As for the election, let me start by congratulating President Aziz. The United States applauds your decision to respect the constitution and ensure that this year’s election was truly historic – Mauritania’s first-ever transition from one elected president to another. This will be an important part of your legacy, along with the security improvements, the growing economy, and the closer bilateral relations I have already discussed.
I am so pleased that President Aziz and the Mauritanian government are represented tonight by Foreign Minister Ismail Ould Cheikh Ahmed. Thank you for being here and for all that you have done to elevate Mauritania’s standing globally and to advance our bilateral relations.
Second, I congratulate all Mauritanians on the recent election, which was marked by a high level of participation and an honest discussion of the issues that are important to the future of every Mauritanian citizen: national unity, economic opportunity, and confronting the challenges of the country’s past. The voters, the CENI, the candidates, and the press: each was essential to make this election truly historic and an important step in Mauritania’s democratic evolution. We should not let the disturbances the followed the election detract from the historic nature of last month’s vote. But nor can we ignore those events, which are a vivid reminder of the need for urgent action towards national unity and dialogue – something that each of the candidates highlighted during the campaign.
Finally, I would like to warmly congratulate President-elect Ghazouani.
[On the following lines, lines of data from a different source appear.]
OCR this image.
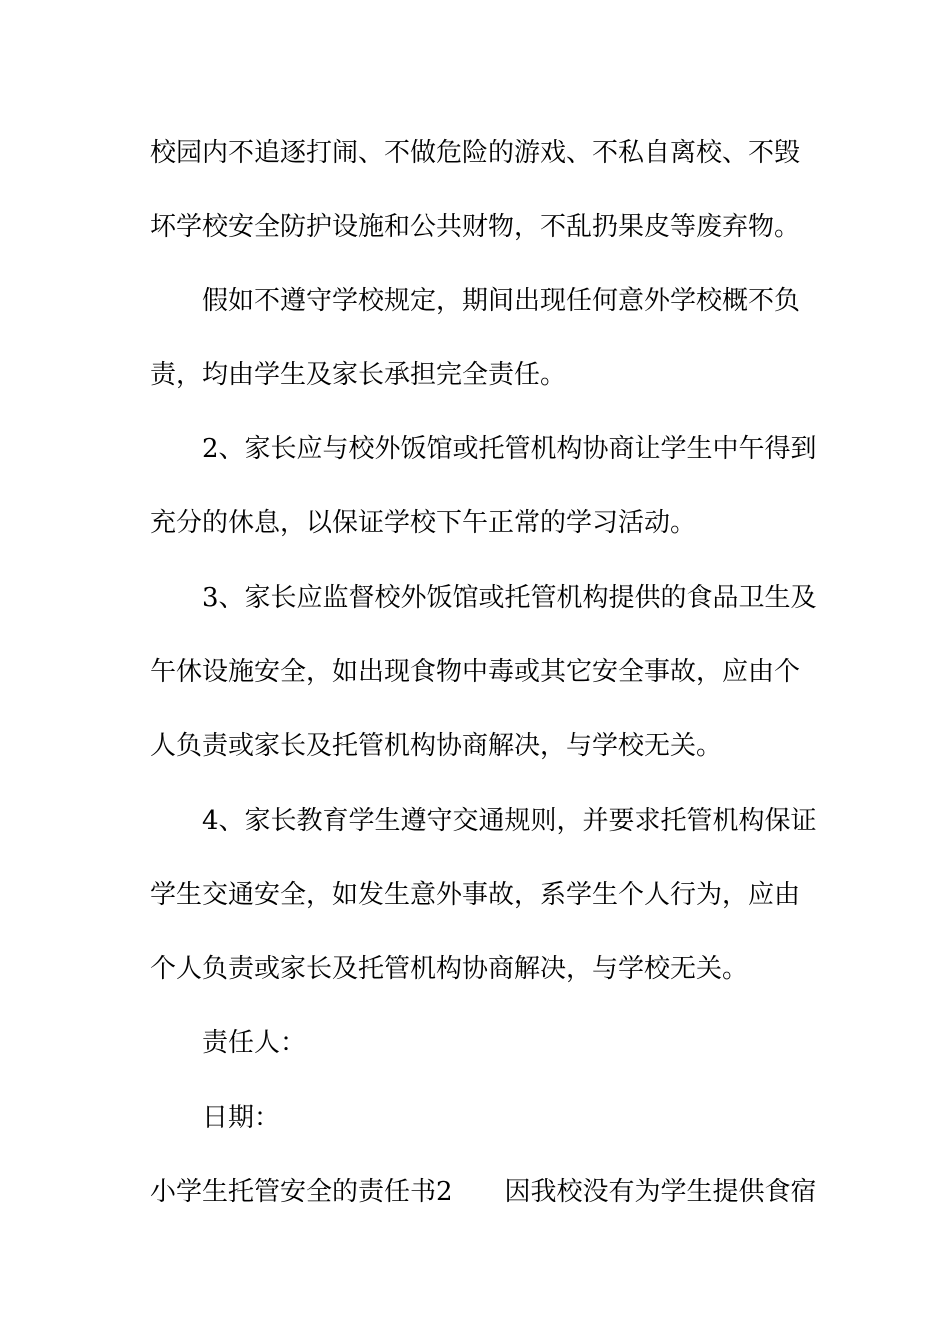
校园内不追逐打闹、不做危险的游戏、不私自离校、不毁
坏学校安全防护设施和公共财物，不乱扔果皮等废弃物。
假如不遵守学校规定，期间出现任何意外学校概不负
责，均由学生及家长承担完全责任。
2、家长应与校外饭馆或托管机构协商让学生中午得到
充分的休息，以保证学校下午正常的学习活动。
3、家长应监督校外饭馆或托管机构提供的食品卫生及
午休设施安全，如出现食物中毒或其它安全事故，应由个
人负责或家长及托管机构协商解决，与学校无关。
4、家长教育学生遵守交通规则，并要求托管机构保证
学生交通安全，如发生意外事故，系学生个人行为，应由
个人负责或家长及托管机构协商解决，与学校无关。
责任人：
日期：
小学生托管安全的责任书2　　因我校没有为学生提供食宿
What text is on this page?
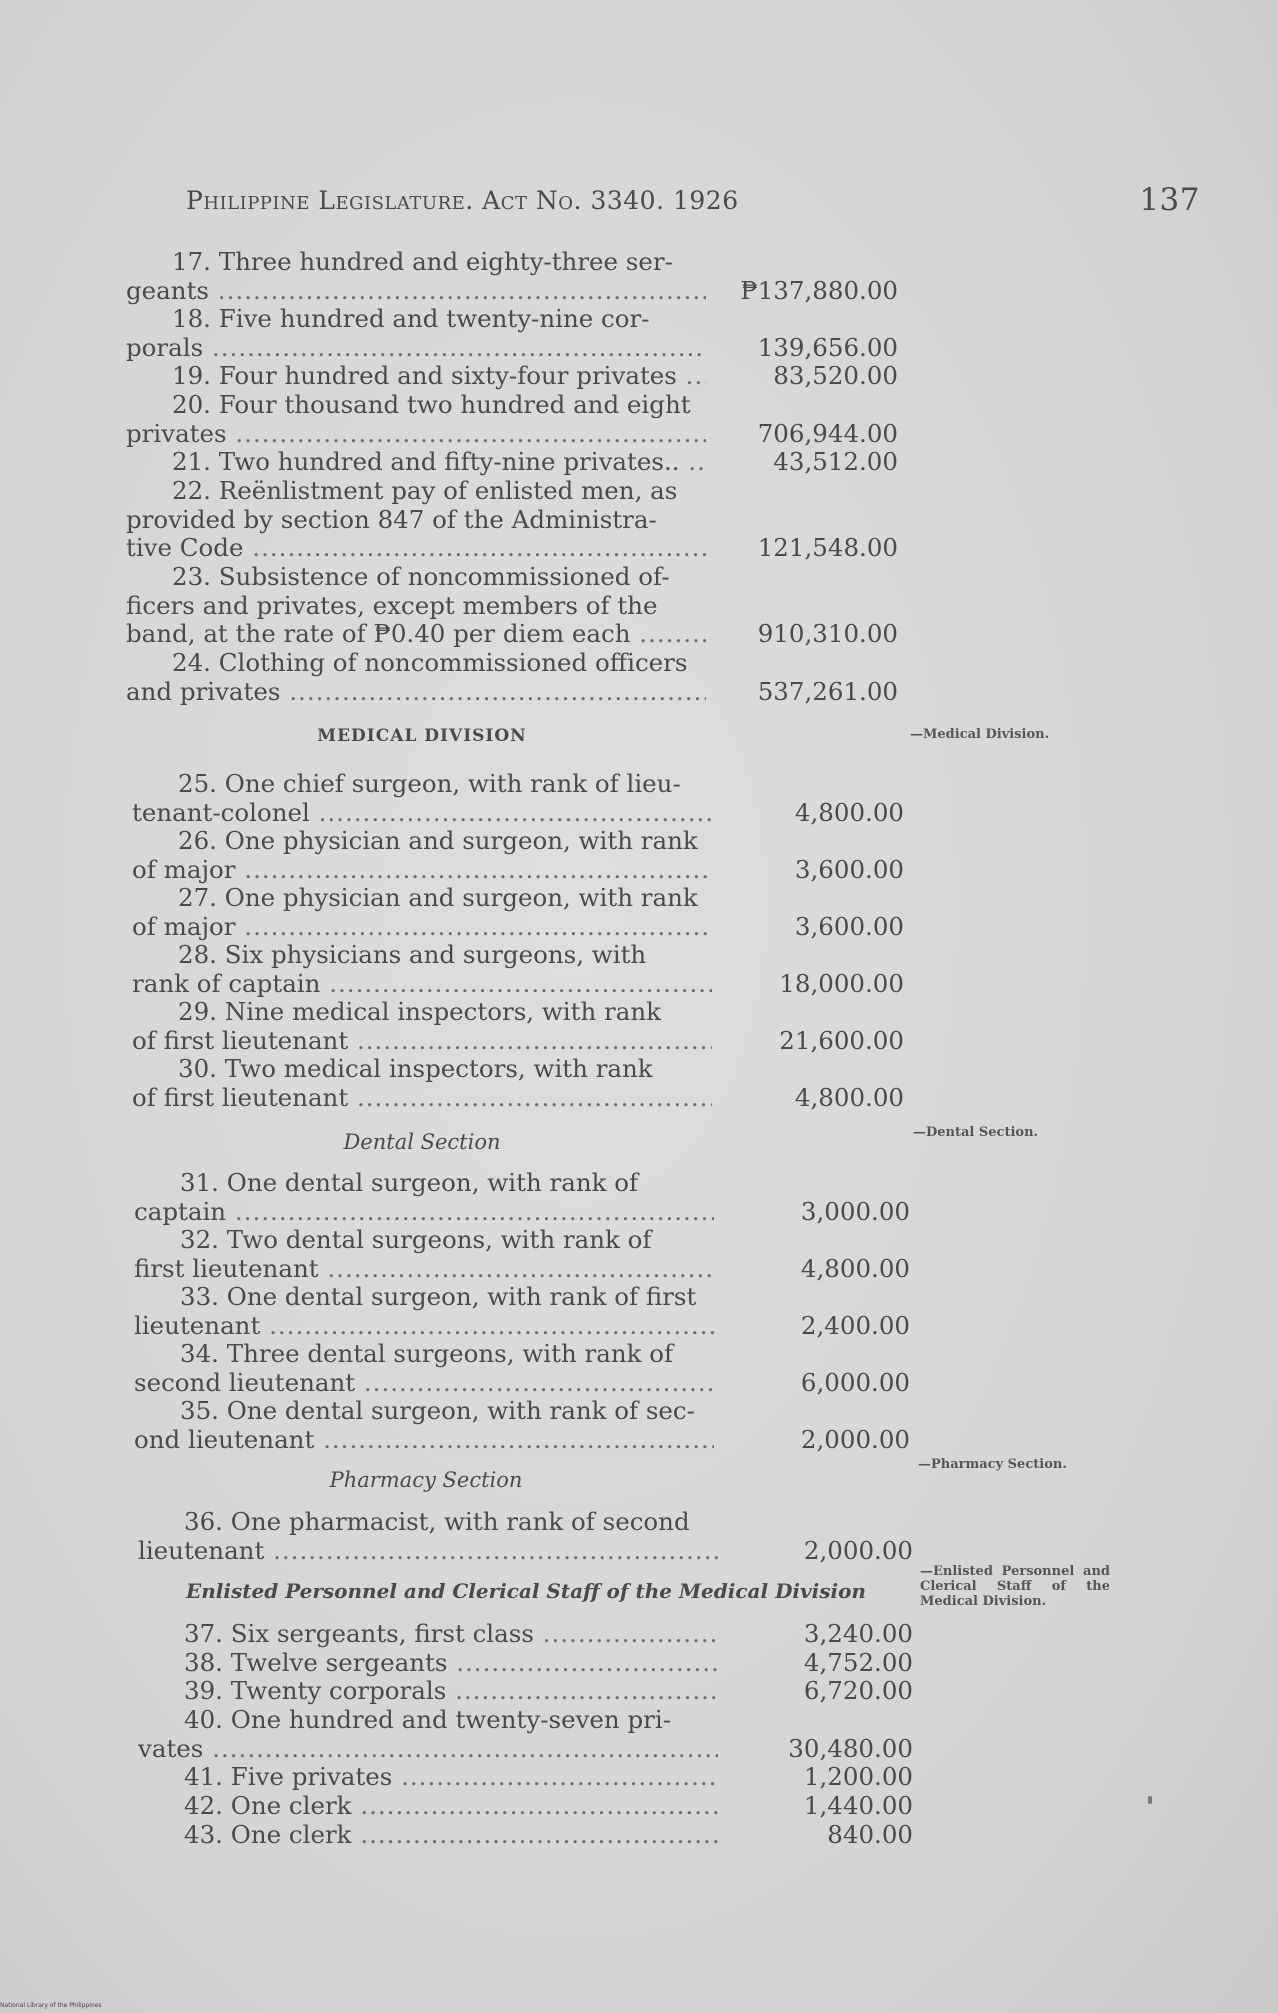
Philippine Legislature. Act No. 3340. 1926	137
17. Three hundred and eighty-three ser-
geants .....	₱137,880.00
18. Five hundred and twenty-nine cor-
porals .....	139,656.00
19. Four hundred and sixty-four privates .....	83,520.00
20. Four thousand two hundred and eight
privates .....	706,944.00
21. Two hundred and fifty-nine privates.. .....	43,512.00
22. Reënlistment pay of enlisted men, as
provided by section 847 of the Administra-
tive Code .....	121,548.00
23. Subsistence of noncommissioned of-
ficers and privates, except members of the
band, at the rate of ₱0.40 per diem each .....	910,310.00
24. Clothing of noncommissioned officers
and privates .....	537,261.00
25. One chief surgeon, with rank of lieu-
tenant-colonel .....	4,800.00
26. One physician and surgeon, with rank
of major .....	3,600.00
27. One physician and surgeon, with rank
of major .....	3,600.00
28. Six physicians and surgeons, with
rank of captain .....	18,000.00
29. Nine medical inspectors, with rank
of first lieutenant .....	21,600.00
30. Two medical inspectors, with rank
of first lieutenant .....	4,800.00
31. One dental surgeon, with rank of
captain .....	3,000.00
32. Two dental surgeons, with rank of
first lieutenant .....	4,800.00
33. One dental surgeon, with rank of first
lieutenant .....	2,400.00
34. Three dental surgeons, with rank of
second lieutenant .....	6,000.00
35. One dental surgeon, with rank of sec-
ond lieutenant .....	2,000.00
36. One pharmacist, with rank of second
lieutenant .....	2,000.00
37. Six sergeants, first class .....	3,240.00
38. Twelve sergeants .....	4,752.00
39. Twenty corporals .....	6,720.00
40. One hundred and twenty-seven pri-
vates .....	30,480.00
41. Five privates .....	1,200.00
42. One clerk .....	1,440.00
43. One clerk .....	840.00
MEDICAL DIVISION	—Medical Division.
Dental Section	—Dental Section.
Pharmacy Section
—Pharmacy Section.
Enlisted Personnel and Clerical Staff of the Medical Division
—Enlisted Personnel and Clerical Staff of the Medical Division.
National Library of the Philippines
The government of the United States, and I personally, look forward to working closely with President-elect Ghazouani and his government on the great many opportunities I have mentioned tonight, to realize the optimistic, prosperous future I see for this country, and to bring the people of our two great countries even closer together.
Friends, colleagues, I apologize for speaking so long and not following the precedent I set last year, but as you can see there is much to celebrate in addition to the birthday of the United States.
Let me close by warmly thanking our sponsors: Seaboard – Les Grands Moulins de Mauritanie, SOBOMA – producing and distributing Coca-Cola products, ExxonMobil, and Kosmos. The fact that we have a record number of sponsors this year is indeed further proof of the positive trends I have discussed tonight.
I want to thank the amazing team from the embassy who put together tonight’s event.
Thank you to the Foreign Minister and the members of the government delegation for honoring us with your presence.
And finally, thanks to each of you for coming to join Joan and me this evening. I hope you will enjoy the rest of the celebration.
Long live the cooperation between the United States of America and the Islamic Republic of Mauritania. Happy 4th everyone!